If yes, would that change your opinion about https://gerrit.wikimedia.org/r/#/c/mediawiki/extensions/CheckUser/+/414120/ which your previously were not a fan of?

@Huji I would need to see the code changed, the proposals I gave at T212092 are different from the one shown at https://gerrit.wikimedia.org/r/#/c/mediawiki/extensions/CheckUser/+/414120/ . Do you have such code or at least some plan about it somewhere? I would also like to analyze the table and see if all indexes are being used, and drop at the same time those that are not used, if any.

Huji added a comment.Feb 18 2019, 10:23 PM

@jcrespo The index you created in T212092#4934152 is exactly the one proposed in https://gerrit.wikimedia.org/r/#/c/mediawiki/extensions/CheckUser/+/414120/1/cu_changes.sql so I am a bit confused about what exactly you are asking for.

Do you want me to create a patch that would be using this index once created? That is, a patch for T146837? (Happy to do that, though it would be a waste of time if we end up concluding that the index won't be created and the code would take too long with the index)

Or do you want me to create a scenario similar to T212092 for T146837?

Note that, at least for now, I do *not* want to pursue T146837 completely; if we were to do all that task asks for, we would need an index both on IP and UA, because the wireframe proposed there allows for specifying both an IP address and a UA string. For now, though, I would rather we make it an either-or kind of thing (which means the DB will also use either the existing index on the IPs or the proposed one on the UAs).

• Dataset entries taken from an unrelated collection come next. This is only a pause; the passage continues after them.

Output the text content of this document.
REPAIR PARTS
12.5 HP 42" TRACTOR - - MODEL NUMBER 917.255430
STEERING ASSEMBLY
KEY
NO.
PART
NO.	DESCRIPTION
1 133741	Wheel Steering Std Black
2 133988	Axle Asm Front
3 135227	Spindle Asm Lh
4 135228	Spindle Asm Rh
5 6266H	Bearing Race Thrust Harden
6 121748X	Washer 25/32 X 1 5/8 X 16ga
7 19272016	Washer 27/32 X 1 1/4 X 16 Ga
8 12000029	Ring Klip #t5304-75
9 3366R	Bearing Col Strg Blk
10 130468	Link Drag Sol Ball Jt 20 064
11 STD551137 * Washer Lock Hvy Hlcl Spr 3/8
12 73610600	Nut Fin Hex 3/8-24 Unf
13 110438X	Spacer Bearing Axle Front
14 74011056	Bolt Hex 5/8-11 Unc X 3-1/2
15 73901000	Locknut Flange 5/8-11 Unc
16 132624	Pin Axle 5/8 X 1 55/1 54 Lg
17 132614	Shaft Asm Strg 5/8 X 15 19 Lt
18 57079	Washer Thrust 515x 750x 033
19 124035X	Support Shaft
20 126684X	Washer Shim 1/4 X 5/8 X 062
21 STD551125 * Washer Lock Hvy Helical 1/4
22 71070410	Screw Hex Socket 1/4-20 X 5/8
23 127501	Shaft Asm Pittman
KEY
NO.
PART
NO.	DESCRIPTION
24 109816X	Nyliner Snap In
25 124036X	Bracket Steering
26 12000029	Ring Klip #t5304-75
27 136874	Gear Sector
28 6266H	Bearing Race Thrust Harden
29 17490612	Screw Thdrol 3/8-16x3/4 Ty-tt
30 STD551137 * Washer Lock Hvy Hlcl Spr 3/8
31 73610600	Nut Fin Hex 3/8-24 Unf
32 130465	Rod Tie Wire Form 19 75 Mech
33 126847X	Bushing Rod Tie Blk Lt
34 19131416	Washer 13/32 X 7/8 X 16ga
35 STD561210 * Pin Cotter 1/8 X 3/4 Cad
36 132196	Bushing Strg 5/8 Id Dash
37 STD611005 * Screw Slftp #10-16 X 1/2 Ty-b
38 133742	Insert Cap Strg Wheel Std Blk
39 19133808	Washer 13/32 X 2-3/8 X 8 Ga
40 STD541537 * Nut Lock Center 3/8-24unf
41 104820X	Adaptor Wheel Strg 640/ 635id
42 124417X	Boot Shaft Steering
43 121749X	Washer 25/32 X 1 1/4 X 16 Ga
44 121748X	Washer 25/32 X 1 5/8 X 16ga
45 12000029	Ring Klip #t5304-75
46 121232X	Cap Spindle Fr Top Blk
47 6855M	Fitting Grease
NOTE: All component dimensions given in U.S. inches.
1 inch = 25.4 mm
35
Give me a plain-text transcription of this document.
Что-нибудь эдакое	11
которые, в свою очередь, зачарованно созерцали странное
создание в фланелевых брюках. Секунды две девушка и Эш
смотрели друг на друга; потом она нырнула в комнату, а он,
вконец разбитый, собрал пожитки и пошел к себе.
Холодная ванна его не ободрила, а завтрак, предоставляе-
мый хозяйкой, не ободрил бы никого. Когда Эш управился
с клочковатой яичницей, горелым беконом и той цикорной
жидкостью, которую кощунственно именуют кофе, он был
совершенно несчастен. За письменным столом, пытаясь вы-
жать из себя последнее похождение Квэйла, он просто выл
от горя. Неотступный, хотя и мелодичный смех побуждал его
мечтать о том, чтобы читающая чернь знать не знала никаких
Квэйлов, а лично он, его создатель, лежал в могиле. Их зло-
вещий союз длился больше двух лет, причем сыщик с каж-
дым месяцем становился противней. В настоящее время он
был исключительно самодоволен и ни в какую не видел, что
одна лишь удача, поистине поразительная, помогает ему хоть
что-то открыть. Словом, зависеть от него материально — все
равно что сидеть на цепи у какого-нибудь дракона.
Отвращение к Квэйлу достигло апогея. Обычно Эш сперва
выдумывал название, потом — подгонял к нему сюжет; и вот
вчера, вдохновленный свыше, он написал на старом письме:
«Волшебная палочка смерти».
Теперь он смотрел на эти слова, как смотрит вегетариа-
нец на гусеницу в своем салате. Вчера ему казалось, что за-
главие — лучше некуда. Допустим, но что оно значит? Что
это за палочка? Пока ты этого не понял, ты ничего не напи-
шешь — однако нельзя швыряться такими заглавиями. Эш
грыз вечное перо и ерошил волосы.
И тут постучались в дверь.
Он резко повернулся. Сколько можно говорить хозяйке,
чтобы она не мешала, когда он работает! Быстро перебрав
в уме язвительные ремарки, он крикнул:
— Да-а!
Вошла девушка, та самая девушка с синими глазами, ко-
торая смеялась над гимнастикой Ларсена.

If we ever decide to allow both the UA and the IP to be specified, then we can have the separate discussion about whether the other index would be needed and justified. (It may not be needed, as in most cases the DB would probably use one of the index [the one on IP or the one on UA] to narrow down the results enough that a filesort on the returned rows to apply the other WHERE logic wouldn't take too long).